Lana woke up in hyperspace just like she always did. Her body aching from the chemical soup of accelerants left swilling around her bloodstream, a migraine from the chair’s injection arousing her from unconsciousness. Also as usual, Polter was awake before her. In all likelihood, the navigator hadn’t even passed out. Kaggens were tough little buggers, organic tanks under that tattooed, armoured carapace of theirs. The perfect navigator, really. Lana’s chair had shifted down from battle mode, returning to being the bridge’s command chair again; all its armour hardening and environment pod systems absorbed back into the ship’s mass.

Lana coughed to clear her throat. ‘We’re alive, then?’

‘Oh yes,’ said Polter. ‘But only, I believe, due to you commanding the creation of the second wormhole, revered captain. Its unnatural size meant that the enemy ship couldn’t fully destabilise our transit wormhole. The unstable singularity acted as a shield against more than just their missiles.’

‘I might have ordered it, but damned if it was my idea.’ Lana wished she could take credit for the notion, but the idea for a decoy wormhole had come from the latest addition to her crew. Calder Dirk. And in his case, she suspected, disrupting the enemy ship’s attempt to trap the
Gravity Rose
inside the system was an unexpected side effect of the decoy. ‘Beginner’s luck.’

‘Calder might come from a far more primitive culture,’ said Polter, ‘but you must not underestimate his intelligence.

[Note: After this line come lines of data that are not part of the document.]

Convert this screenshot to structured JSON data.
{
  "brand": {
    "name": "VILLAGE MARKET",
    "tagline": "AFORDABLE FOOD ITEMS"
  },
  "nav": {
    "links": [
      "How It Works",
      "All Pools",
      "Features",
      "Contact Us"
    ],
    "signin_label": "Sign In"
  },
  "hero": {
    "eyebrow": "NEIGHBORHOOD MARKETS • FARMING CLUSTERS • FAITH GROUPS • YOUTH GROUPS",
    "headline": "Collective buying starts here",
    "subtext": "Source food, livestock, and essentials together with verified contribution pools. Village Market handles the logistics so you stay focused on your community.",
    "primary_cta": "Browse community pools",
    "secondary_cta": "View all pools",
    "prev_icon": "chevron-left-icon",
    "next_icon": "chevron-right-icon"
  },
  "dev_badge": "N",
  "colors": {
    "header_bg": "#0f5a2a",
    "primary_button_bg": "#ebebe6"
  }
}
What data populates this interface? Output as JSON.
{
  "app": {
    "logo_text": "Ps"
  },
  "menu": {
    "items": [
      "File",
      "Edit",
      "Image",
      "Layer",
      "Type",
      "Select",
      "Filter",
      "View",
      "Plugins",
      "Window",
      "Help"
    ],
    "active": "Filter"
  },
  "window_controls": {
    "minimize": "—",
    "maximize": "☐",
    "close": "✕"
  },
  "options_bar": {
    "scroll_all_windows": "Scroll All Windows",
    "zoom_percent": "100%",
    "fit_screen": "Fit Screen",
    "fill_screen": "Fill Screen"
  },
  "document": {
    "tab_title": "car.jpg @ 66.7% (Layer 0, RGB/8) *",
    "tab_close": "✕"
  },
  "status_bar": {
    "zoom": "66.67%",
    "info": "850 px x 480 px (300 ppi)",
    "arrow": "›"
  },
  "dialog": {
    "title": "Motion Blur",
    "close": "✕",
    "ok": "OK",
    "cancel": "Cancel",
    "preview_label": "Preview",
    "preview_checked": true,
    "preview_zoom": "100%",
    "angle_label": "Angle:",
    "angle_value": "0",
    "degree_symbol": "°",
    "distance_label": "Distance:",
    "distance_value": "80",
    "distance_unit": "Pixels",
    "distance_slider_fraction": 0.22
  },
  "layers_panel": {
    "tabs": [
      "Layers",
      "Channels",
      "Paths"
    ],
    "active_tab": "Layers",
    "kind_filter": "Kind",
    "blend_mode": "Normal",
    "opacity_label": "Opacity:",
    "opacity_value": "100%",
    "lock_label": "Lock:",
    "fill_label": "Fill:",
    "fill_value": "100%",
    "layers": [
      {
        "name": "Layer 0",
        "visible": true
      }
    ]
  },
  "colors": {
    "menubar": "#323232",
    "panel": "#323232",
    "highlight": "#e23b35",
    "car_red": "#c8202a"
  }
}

His people have survived for a thousand years on an icy perdition of a planet where you and I would be hard-pressed to prosper.’

‘Only because his ancestors were dumb and desperate enough to try to colonise that shit-hole of a world in the first place,’ said Lana. ‘And hell, taking his barbarian ass into exile with us was the favour Matobo was calling in, in the first place. If it weren’t for Matobo and his tame barbarian prince, we wouldn’t have just had that mystery war ship trying to detonate a nuke off our hull. It was only fair for Calder to come up with the plan to jump us to safety, wouldn’t you say?’